Some artisanal ice cream makers were forced to stop producing vanilla ice cream last year as they could not get hold of affordable vanilla bean supplies, while others raised prices or switched to vanilla flavouring made from other sources.

Vanilla is one of the world’s most popular flavours, but only about 1 per cent of the extracts used in food and cosmetics come from real pods. Vanillin, the flavour molecule found in vanilla beans, is also extracted from petroleum, coal tar and wood as well as natural food sources such as rice bran and clove oil.

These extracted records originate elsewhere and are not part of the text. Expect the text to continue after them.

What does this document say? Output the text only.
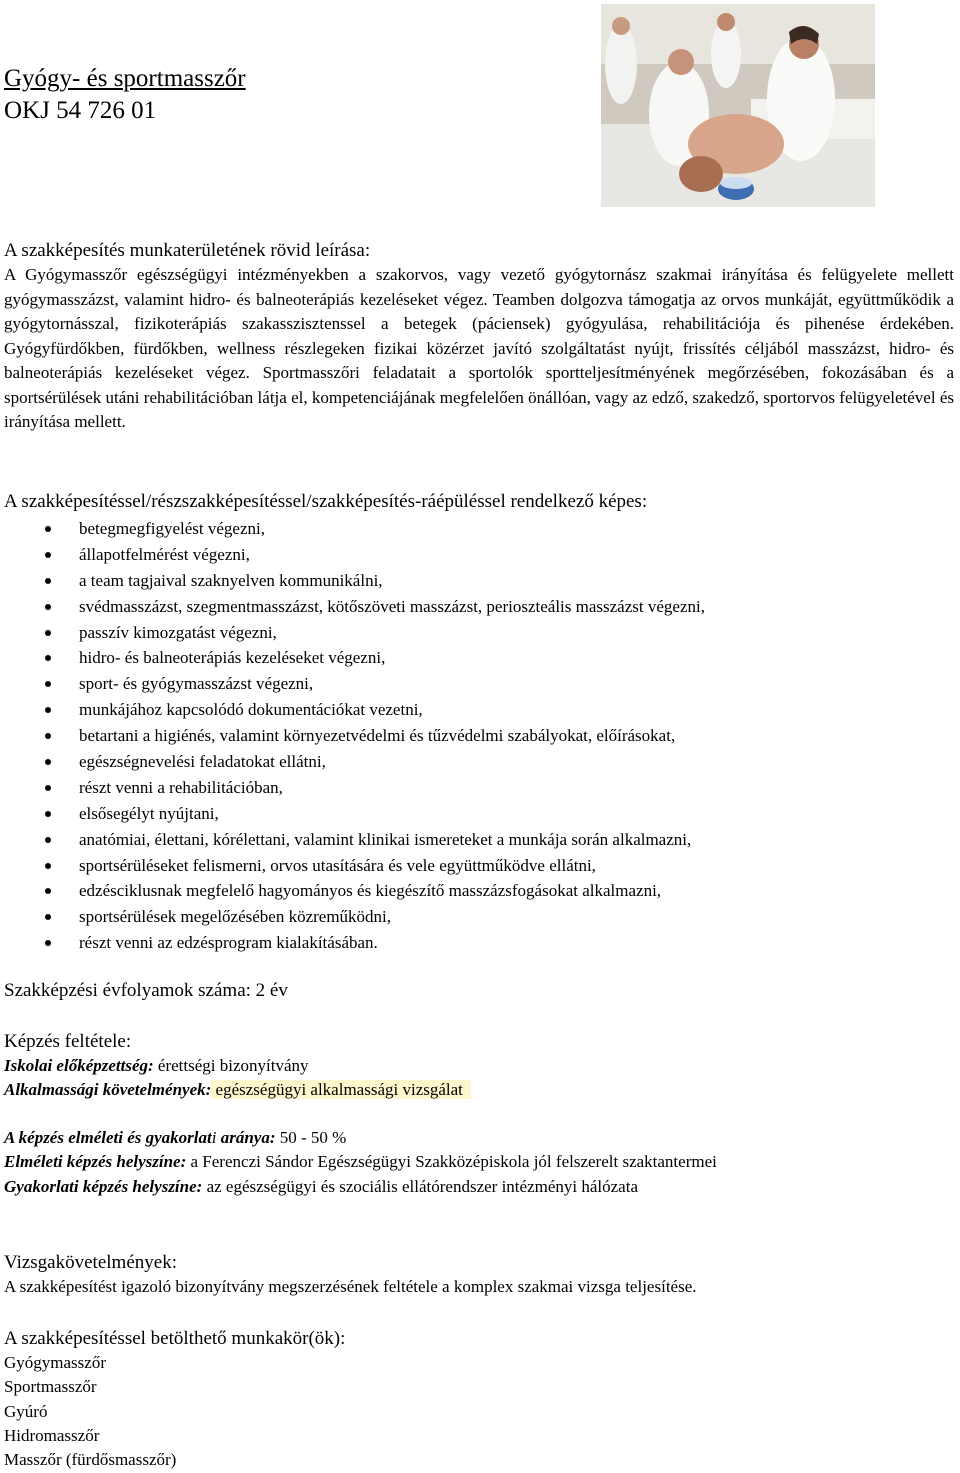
Gyógy- és sportmasszőr
OKJ 54 726 01
A szakképesítés munkaterületének rövid leírása:
A Gyógymasszőr egészségügyi intézményekben a szakorvos, vagy vezető gyógytornász szakmai irányítása és felügyelete mellett gyógymasszázst, valamint hidro- és balneoterápiás kezeléseket végez. Teamben dolgozva támogatja az orvos munkáját, együttműködik a gyógytornásszal, fizikoterápiás szakasszisztenssel a betegek (páciensek) gyógyulása, rehabilitációja és pihenése érdekében. Gyógyfürdőkben, fürdőkben, wellness részlegeken fizikai közérzet javító szolgáltatást nyújt, frissítés céljából masszázst, hidro- és balneoterápiás kezeléseket végez. Sportmasszőri feladatait a sportolók sportteljesítményének megőrzésében, fokozásában és a sportsérülések utáni rehabilitációban látja el, kompetenciájának megfelelően önállóan, vagy az edző, szakedző, sportorvos felügyeletével és irányítása mellett.
A szakképesítéssel/részszakképesítéssel/szakképesítés-ráépüléssel rendelkező képes:
betegmegfigyelést végezni,
állapotfelmérést végezni,
a team tagjaival szaknyelven kommunikálni,
svédmasszázst, szegmentmasszázst, kötőszöveti masszázst, perioszteális masszázst végezni,
passzív kimozgatást végezni,
hidro- és balneoterápiás kezeléseket végezni,
sport- és gyógymasszázst végezni,
munkájához kapcsolódó dokumentációkat vezetni,
betartani a higiénés, valamint környezetvédelmi és tűzvédelmi szabályokat, előírásokat,
egészségnevelési feladatokat ellátni,
részt venni a rehabilitációban,
elsősegélyt nyújtani,
anatómiai, élettani, kórélettani, valamint klinikai ismereteket a munkája során alkalmazni,
sportsérüléseket felismerni, orvos utasítására és vele együttműködve ellátni,
edzésciklusnak megfelelő hagyományos és kiegészítő masszázsfogásokat alkalmazni,
sportsérülések megelőzésében közreműködni,
részt venni az edzésprogram kialakításában.
Szakképzési évfolyamok száma: 2 év
Képzés feltétele:
Iskolai előképzettség: érettségi bizonyítvány
Alkalmassági követelmények: egészségügyi alkalmassági vizsgálat
A képzés elméleti és gyakorlati aránya: 50 - 50 %
Elméleti képzés helyszíne: a Ferenczi Sándor Egészségügyi Szakközépiskola jól felszerelt szaktantermei
Gyakorlati képzés helyszíne: az egészségügyi és szociális ellátórendszer intézményi hálózata
Vizsgakövetelmények:
A szakképesítést igazoló bizonyítvány megszerzésének feltétele a komplex szakmai vizsga teljesítése.
A szakképesítéssel betölthető munkakör(ök):
Gyógymasszőr
Sportmasszőr
Gyúró
Hidromasszőr
Masszőr (fürdősmasszőr)
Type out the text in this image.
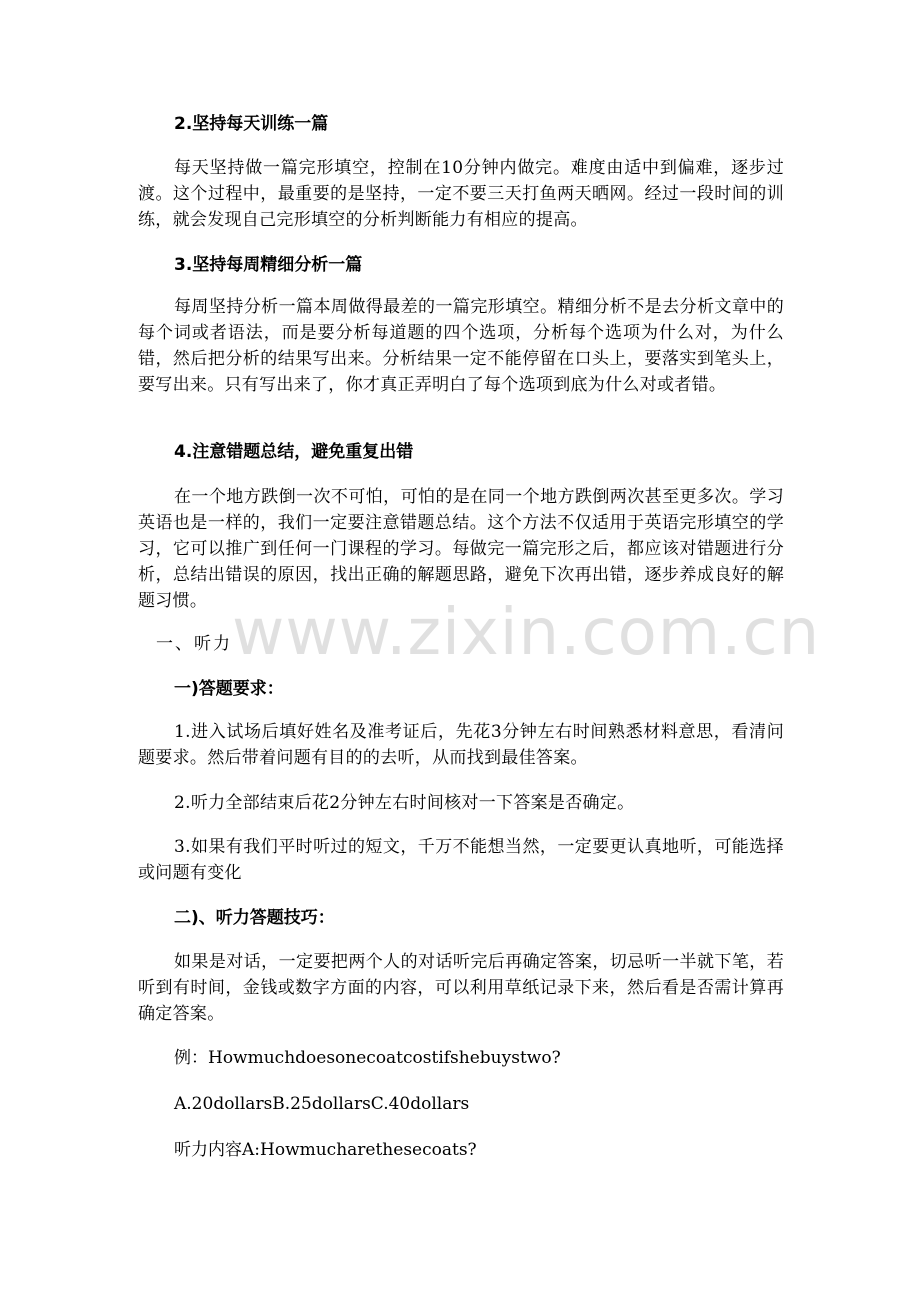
2.坚持每天训练一篇

每天坚持做一篇完形填空，控制在10分钟内做完。难度由适中到偏难，逐步过渡。这个过程中，最重要的是坚持，一定不要三天打鱼两天晒网。经过一段时间的训练，就会发现自己完形填空的分析判断能力有相应的提高。

3.坚持每周精细分析一篇

每周坚持分析一篇本周做得最差的一篇完形填空。精细分析不是去分析文章中的每个词或者语法，而是要分析每道题的四个选项，分析每个选项为什么对，为什么错，然后把分析的结果写出来。分析结果一定不能停留在口头上，要落实到笔头上，要写出来。只有写出来了，你才真正弄明白了每个选项到底为什么对或者错。

4.注意错题总结，避免重复出错

在一个地方跌倒一次不可怕，可怕的是在同一个地方跌倒两次甚至更多次。学习英语也是一样的，我们一定要注意错题总结。这个方法不仅适用于英语完形填空的学习，它可以推广到任何一门课程的学习。每做完一篇完形之后，都应该对错题进行分析，总结出错误的原因，找出正确的解题思路，避免下次再出错，逐步养成良好的解题习惯。

一、听力

一)答题要求：

1.进入试场后填好姓名及准考证后，先花3分钟左右时间熟悉材料意思，看清问题要求。然后带着问题有目的的去听，从而找到最佳答案。

2.听力全部结束后花2分钟左右时间核对一下答案是否确定。

3.如果有我们平时听过的短文，千万不能想当然，一定要更认真地听，可能选择或问题有变化

二)、听力答题技巧：

如果是对话，一定要把两个人的对话听完后再确定答案，切忌听一半就下笔，若听到有时间，金钱或数字方面的内容，可以利用草纸记录下来，然后看是否需计算再确定答案。

例：Howmuchdoesonecoatcostifshebuystwo?

A.20dollarsB.25dollarsC.40dollars

听力内容A:Howmucharethesecoats?

www.zixin.com.cn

Demand for artificial vanilla flavouring is rising. There has been “a positive shift in demand for our bio-based sustainable vanillin product”, said Tone Horvei Bredal at Borregaard, the Norwegian group that makes vanillin from wood.

Vanilla pod prices were on the rise before the cyclone hit Madagascar, as leading foodmakers such as Unilever and Nestlé pledged to use natural ingredients in their products, spurning synthetic flavourings.

But the rising price of vanilla beans is forcing users away to natural alternatives. Demand destruction is a concern, Mr Lalani said. “People have migrated to natural alternatives. Will they ever come back to pure vanilla?”